Die italienische Justiz ermittelt derzeit zu sogenannten «Scharfschützen-Safaris» während der Belagerung Sarajevos in den 1990er-Jahren: Mutmassliche Wochenendtrips reicher Ausländer, bei denen sie auf Zivilisten geschossen haben sollen.
Nun gerät auch Serbiens Präsident Aleksandar Vučić ins Visier. Laut der Nachrichtenagentur Ansa hat der kroatische Journalist Domagoj Margetić in Mailand Strafanzeige gegen ihn erstattet.
Der Vorwurf: Vučić soll 1992 und 1993 an einem Militärposten gewesen sein, von dem aus ausländische Schützen auf die Stadt feuerten.
Aufnahmen sollen Serben-Präsident mit Gewehr zeigen
Margetić beruft sich auf eigene Recherchen und Aussagen des serbischen Kommandeurs Slavko Aleksić. Unter diesem soll Vučić damals als Freiwilliger gedient haben.
Auch der italienische Schriftsteller Ezio Gavazzeni liefert laut Justizangaben Beweismaterial.

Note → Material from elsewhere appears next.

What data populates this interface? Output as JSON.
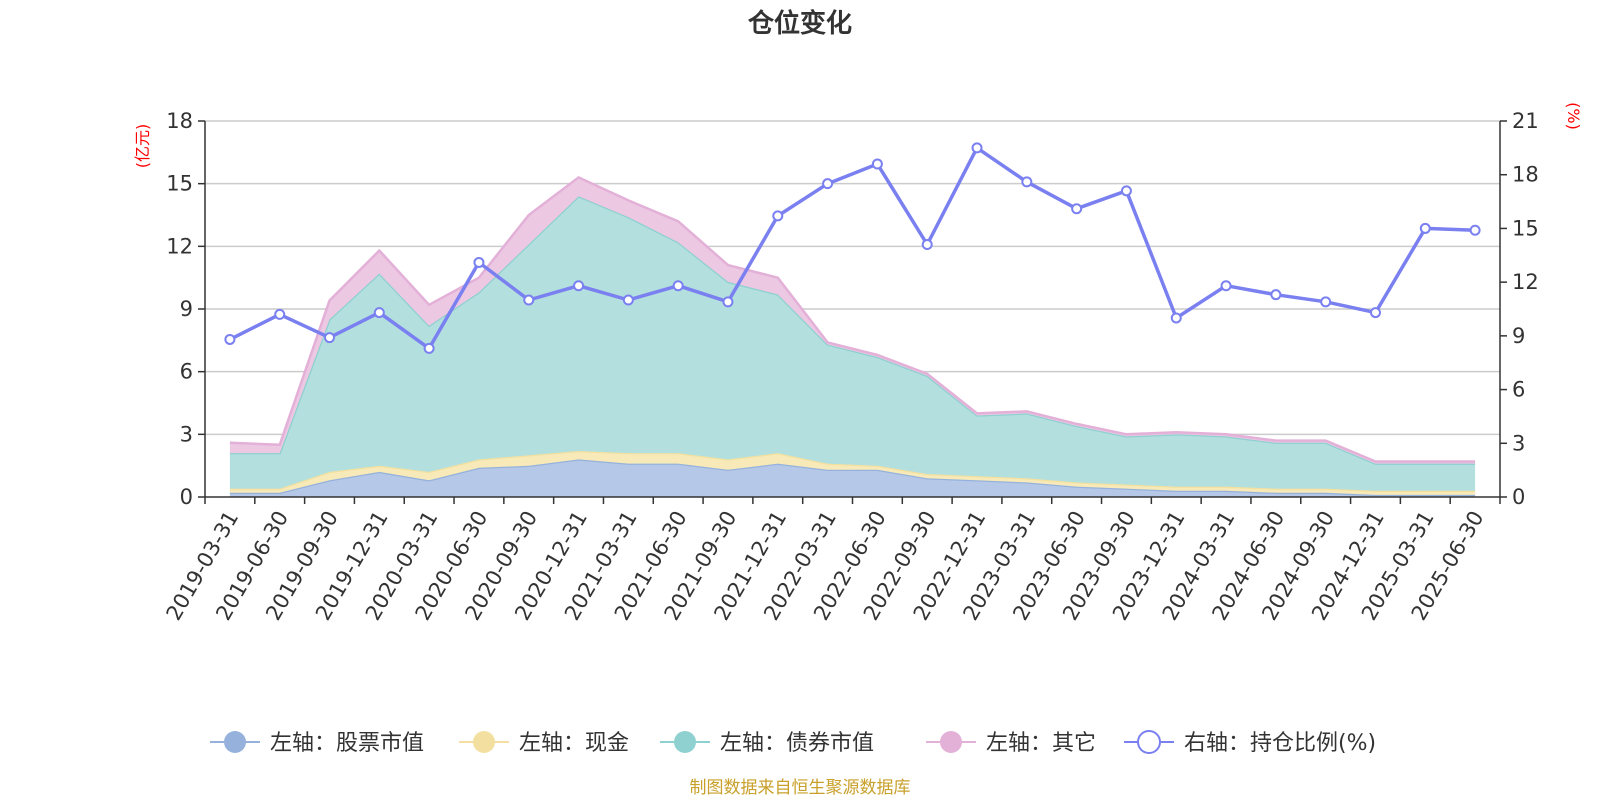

Er beruft sich auf Informationen eines bosnischen Ex-Geheimdienstoffiziers.
Demzufolge sollen Italiener von Mailand, Turin und Triest aus nach Sarajevo gereist sein – unterstützt von Teilen der serbischen Armee.
Sie seien per Helikopter zu Scharfschützenstellungen rund um Sarajevo gebracht worden. Darunter auch der jüdische Friedhof – laut Margetić der «exklusivste Standort».

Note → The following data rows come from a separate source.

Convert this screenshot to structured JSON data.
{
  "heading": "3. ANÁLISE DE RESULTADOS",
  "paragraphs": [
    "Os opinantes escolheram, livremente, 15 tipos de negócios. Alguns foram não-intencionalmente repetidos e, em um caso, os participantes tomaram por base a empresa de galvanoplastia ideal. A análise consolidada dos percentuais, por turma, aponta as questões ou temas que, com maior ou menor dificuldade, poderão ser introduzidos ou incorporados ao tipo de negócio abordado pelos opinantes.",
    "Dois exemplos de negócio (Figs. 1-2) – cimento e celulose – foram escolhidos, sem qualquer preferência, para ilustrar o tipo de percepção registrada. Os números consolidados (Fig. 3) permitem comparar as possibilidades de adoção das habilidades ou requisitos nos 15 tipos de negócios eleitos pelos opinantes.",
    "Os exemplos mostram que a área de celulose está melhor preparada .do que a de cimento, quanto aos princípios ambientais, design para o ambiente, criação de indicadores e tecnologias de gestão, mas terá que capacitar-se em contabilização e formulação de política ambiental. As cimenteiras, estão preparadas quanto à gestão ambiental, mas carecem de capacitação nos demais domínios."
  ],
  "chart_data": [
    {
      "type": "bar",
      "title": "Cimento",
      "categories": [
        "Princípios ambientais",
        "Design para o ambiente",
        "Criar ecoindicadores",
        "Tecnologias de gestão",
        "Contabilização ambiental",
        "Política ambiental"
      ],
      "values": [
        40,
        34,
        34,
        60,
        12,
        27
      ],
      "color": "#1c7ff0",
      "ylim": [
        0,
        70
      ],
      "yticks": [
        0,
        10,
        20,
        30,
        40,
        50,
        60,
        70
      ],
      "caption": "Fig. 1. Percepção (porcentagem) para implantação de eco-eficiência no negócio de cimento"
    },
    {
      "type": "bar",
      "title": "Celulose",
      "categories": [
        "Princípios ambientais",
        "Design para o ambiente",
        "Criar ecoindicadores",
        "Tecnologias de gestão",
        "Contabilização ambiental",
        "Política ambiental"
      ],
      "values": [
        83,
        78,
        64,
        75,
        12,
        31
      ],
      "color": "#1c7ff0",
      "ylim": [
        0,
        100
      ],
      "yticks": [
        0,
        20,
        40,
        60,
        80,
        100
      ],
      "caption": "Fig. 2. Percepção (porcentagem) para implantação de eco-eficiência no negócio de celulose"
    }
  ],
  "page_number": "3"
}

Ein Video soll Vučić mit einem Gewehr zeigen. Seine Sprecherin dementiert: Es handle sich um ein Kamerastativ. Die Aufnahmen seien zudem unscharf.
Auch alle weiteren Vorwürfe weist sie zurück. «Ein klassischer Fall von böswilliger Desinformation», erklärte sie. Vučić habe lediglich als Übersetzer und Journalist in Pale gearbeitet.
Ermittlungen wegen Mordvorwürfen an Zivilisten laufen
Der frühere italienische Diplomat Michael Giffoni sagte gegenüber der Zeitung «La Repubblica»: Ihm sei berichtet worden, dass «reiche Jäger und Geschäftsleute» während der Belagerung nach Sarajevo gebracht wurden.
Ein serbischer Paramilitär habe zudem ausgesagt, dass italienische und russische Schützen über Triest nach Bosnien gelangten. Dort hätten sie auf Zivilisten geschossen. Es soll also eine «Menschen-Jagd» für reiche Touristen stattgefunden haben.
Die Ermittlungen in Mailand laufen.
Die Belagerung von Sarajevo zählt zu den blutigsten Ereignissen im Bosnienkrieg. Sie dauerte von 1992 bis 1996 und forderte nach Schätzungen etwa 11'000 Todesopfer.